I will excerpt a part of the section on the economy:
The root cause of the collapse, as we all know by now, is that financial firms have grown so large and interconnected that the risks they incur can bring down the rest of the economy, forcing the government to intervene. After some initial support, the Republican response has been to denounce the financial bailout, without making any case that failing to save the financial system would have prevented a far deeper disaster.
… In the most simple and pure market model, a business must be allowed to fail in order for capitalism to function. Once the government begins propping up failed firms, we have embarked upon the road to serfdom and there is no turning back.
As a general principle, this is eminently sensible. Yet it cannot accommodate the reality of a financial industry that, left to its own devices, can bring the rest of the economy down with it. David Frum, the former Bush speechwriter turned conservative apostate, recently recounted his attempt to persuade a group of young conservatives that they had to bend their principles in the face of economic calamity. As Frum recalls it, one of the conservative interlocutors replied, “Maybe it was a good thing we weren’t in power then–because our principles don’t allow us to respond to a crisis like this.”
Chait’s overarching point is that Republicans only have one arrow in their quiver — the ideology of small government — and when faced with a problem that can’t be solved with a small government approach, they can’t adapt.

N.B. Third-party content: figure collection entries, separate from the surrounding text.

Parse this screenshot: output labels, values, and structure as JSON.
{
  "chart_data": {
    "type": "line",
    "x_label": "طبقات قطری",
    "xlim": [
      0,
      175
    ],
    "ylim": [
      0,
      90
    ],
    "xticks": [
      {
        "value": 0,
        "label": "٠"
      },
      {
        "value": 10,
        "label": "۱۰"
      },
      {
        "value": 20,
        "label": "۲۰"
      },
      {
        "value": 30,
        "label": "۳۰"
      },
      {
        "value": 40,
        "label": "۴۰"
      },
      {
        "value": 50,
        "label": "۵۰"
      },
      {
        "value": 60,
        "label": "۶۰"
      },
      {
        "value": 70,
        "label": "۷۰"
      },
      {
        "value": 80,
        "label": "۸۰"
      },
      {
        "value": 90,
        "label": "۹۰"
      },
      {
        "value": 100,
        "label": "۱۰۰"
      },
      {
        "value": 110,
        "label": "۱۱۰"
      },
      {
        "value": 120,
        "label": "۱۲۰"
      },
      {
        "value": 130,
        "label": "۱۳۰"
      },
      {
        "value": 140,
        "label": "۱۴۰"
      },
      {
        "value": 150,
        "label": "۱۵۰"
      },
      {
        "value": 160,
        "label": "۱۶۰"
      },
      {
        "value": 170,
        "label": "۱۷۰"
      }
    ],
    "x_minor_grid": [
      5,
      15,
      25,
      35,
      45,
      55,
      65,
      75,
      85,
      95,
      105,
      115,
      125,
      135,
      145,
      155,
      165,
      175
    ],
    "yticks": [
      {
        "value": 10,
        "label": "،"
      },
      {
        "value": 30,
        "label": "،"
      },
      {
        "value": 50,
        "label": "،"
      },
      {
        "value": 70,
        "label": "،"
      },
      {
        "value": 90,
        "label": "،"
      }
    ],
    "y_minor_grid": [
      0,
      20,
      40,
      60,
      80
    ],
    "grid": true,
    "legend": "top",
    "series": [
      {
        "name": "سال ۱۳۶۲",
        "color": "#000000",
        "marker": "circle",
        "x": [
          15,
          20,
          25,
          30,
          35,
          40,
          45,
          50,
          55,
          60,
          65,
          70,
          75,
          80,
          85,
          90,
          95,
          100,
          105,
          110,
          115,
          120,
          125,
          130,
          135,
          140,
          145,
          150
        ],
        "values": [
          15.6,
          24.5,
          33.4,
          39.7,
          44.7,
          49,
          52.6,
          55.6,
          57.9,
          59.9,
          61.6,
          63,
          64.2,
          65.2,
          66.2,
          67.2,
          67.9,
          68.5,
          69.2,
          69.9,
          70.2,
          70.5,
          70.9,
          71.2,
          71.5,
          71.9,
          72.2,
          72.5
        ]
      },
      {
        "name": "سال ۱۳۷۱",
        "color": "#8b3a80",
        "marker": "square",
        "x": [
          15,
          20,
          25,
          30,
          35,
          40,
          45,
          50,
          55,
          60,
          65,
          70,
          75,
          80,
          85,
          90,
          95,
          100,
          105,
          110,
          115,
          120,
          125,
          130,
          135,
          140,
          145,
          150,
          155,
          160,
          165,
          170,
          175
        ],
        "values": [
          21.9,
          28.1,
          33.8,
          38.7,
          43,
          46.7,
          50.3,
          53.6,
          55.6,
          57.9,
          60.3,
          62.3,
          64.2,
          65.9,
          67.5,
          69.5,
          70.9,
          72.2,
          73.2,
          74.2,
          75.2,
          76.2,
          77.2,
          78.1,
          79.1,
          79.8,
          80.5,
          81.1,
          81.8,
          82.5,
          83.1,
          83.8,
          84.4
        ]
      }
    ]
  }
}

Chait gives a fascinating example of this, toward the end of his piece:
Conservatism can succeed at maximizing human welfare when faced with government failure or some other circumstance that naturally lends itself to ideologically congenial tools, like inflation in the 1970s. But conservatism is plagued by blindness in the face of even textbook cases of market failure.
In the graphic below, some of The New Republic’s staff have compiled a brief history of conservative opposition to social reform over the last century. …

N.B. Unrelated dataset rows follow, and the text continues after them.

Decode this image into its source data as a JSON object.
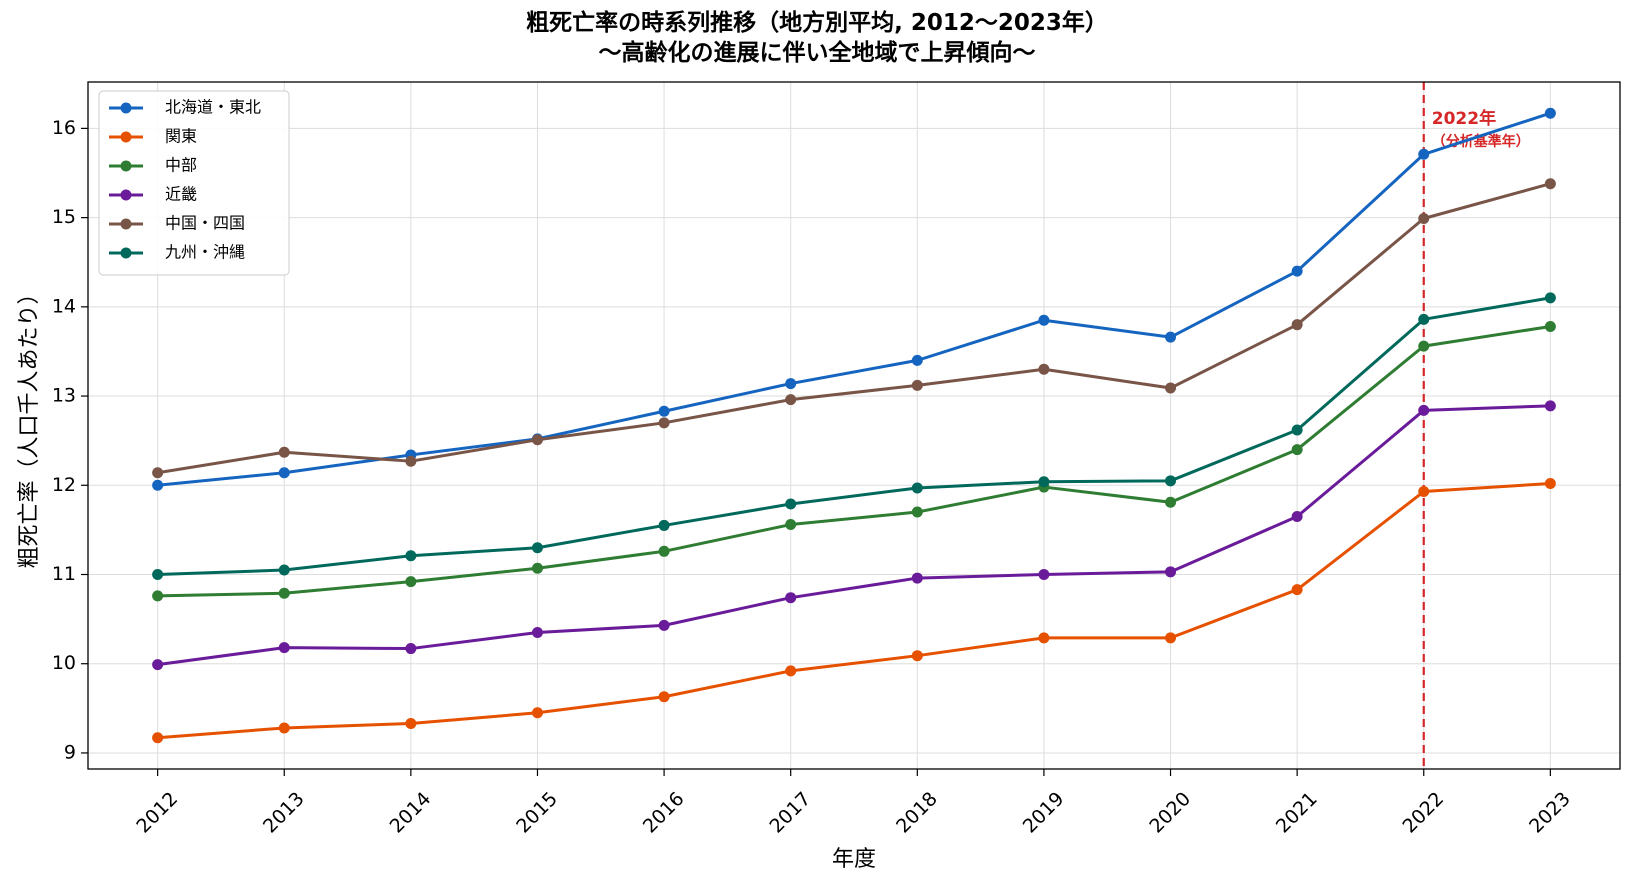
{
  "chart_data": {
    "type": "line",
    "title": "粗死亡率の時系列推移（地方別平均, 2012〜2023年）",
    "subtitle": "〜高齢化の進展に伴い全地域で上昇傾向〜",
    "xlabel": "年度",
    "ylabel": "粗死亡率（人口千人あたり）",
    "x": [
      2012,
      2013,
      2014,
      2015,
      2016,
      2017,
      2018,
      2019,
      2020,
      2021,
      2022,
      2023
    ],
    "x_tick_labels": [
      "2012",
      "2013",
      "2014",
      "2015",
      "2016",
      "2017",
      "2018",
      "2019",
      "2020",
      "2021",
      "2022",
      "2023"
    ],
    "ylim": [
      8.82,
      16.52
    ],
    "y_ticks": [
      9,
      10,
      11,
      12,
      13,
      14,
      15,
      16
    ],
    "y_tick_labels": [
      "9",
      "10",
      "11",
      "12",
      "13",
      "14",
      "15",
      "16"
    ],
    "grid": true,
    "legend_position": "top-left",
    "series": [
      {
        "name": "北海道・東北",
        "color": "#1565c0",
        "values": [
          12.0,
          12.14,
          12.34,
          12.52,
          12.83,
          13.14,
          13.4,
          13.85,
          13.66,
          14.4,
          15.71,
          16.17
        ]
      },
      {
        "name": "関東",
        "color": "#e65100",
        "values": [
          9.17,
          9.28,
          9.33,
          9.45,
          9.63,
          9.92,
          10.09,
          10.29,
          10.29,
          10.83,
          11.93,
          12.02
        ]
      },
      {
        "name": "中部",
        "color": "#2e7d32",
        "values": [
          10.76,
          10.79,
          10.92,
          11.07,
          11.26,
          11.56,
          11.7,
          11.98,
          11.81,
          12.4,
          13.56,
          13.78
        ]
      },
      {
        "name": "近畿",
        "color": "#6a1b9a",
        "values": [
          9.99,
          10.18,
          10.17,
          10.35,
          10.43,
          10.74,
          10.96,
          11.0,
          11.03,
          11.65,
          12.84,
          12.89
        ]
      },
      {
        "name": "中国・四国",
        "color": "#795548",
        "values": [
          12.14,
          12.37,
          12.27,
          12.51,
          12.7,
          12.96,
          13.12,
          13.3,
          13.09,
          13.8,
          14.99,
          15.38
        ]
      },
      {
        "name": "九州・沖縄",
        "color": "#00695c",
        "values": [
          11.0,
          11.05,
          11.21,
          11.3,
          11.55,
          11.79,
          11.97,
          12.04,
          12.05,
          12.62,
          13.86,
          14.1
        ]
      }
    ],
    "annotations": [
      {
        "x": 2022,
        "label_line1": "2022年",
        "label_line2": "（分析基準年）",
        "color": "#d62728",
        "style": "dashed-vertical-line"
      }
    ]
  }
}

One of those items is a diatribe against the passage of Medicare delivered by Ronald Reagan in 1961. Earlier this year, National Review Online editor-at-large Jonah Goldberg called Reagan’s address “still fresh today.” This is a strange description for even as committed a right-winger as Goldberg. In his speech, Reagan predicted that Medicare would lead to the government dictating how doctors might practice and where they’d live, and that, if it came into law, “[Y]ou and I are going to spend our sunset years telling our children and our children’s children what it once was like in America when men were free.”

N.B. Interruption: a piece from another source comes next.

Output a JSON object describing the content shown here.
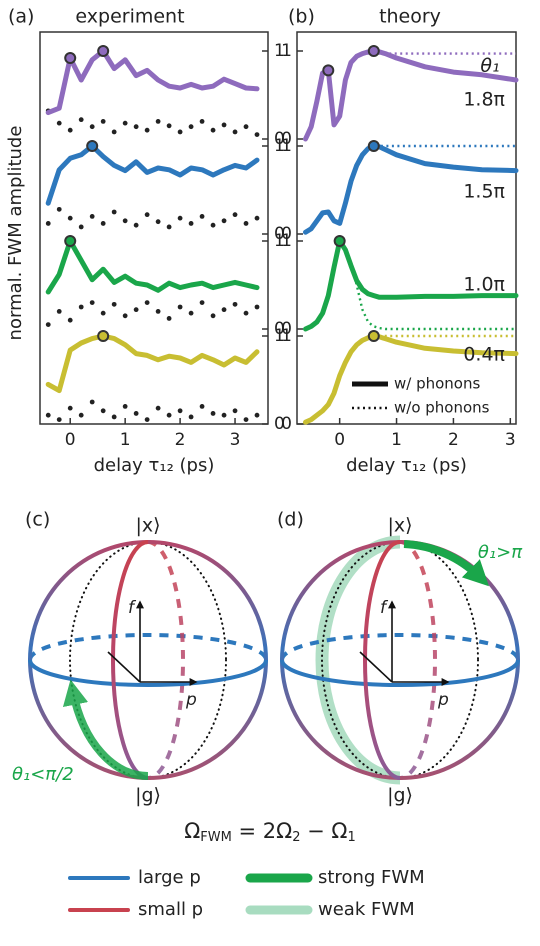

Almost certainly, Goldberg did not mean to praise this as a prescient warning of how Medicare would unfold. The title he chose, “The Gipper on Socialized Medicine,” suggests that he viewed the speech as a prescient warning about the next step in health care reform. But this is how conservatism tends to operate: In the right-wing mind, the world we live in at any given moment can be described as the free market, the American way of life, perhaps not a perfect world but a cherished and fundamentally free one. The next advance of liberalism will always bring socialism, tyranny, a crushing burden on industry, and other horrors. The previous liberal advances that they or their predecessors greeted with such hysteria are eventually incorporated into the landscape of the free American way of life.
Everything that the 1960s right said about Medicare, the contemporary right no longer believes, while fervently believing it will all hold true of health care reform. Similarly, the hysteria of the 1970s right about clean-air regulation no longer plagues the contemporary right, but it grips conservatives when it comes to greenhouse-gas regulation. (Charles Krauthammer: Cap-and-trade “will destroy what’s left of the industrial Midwest.”) And so it goes.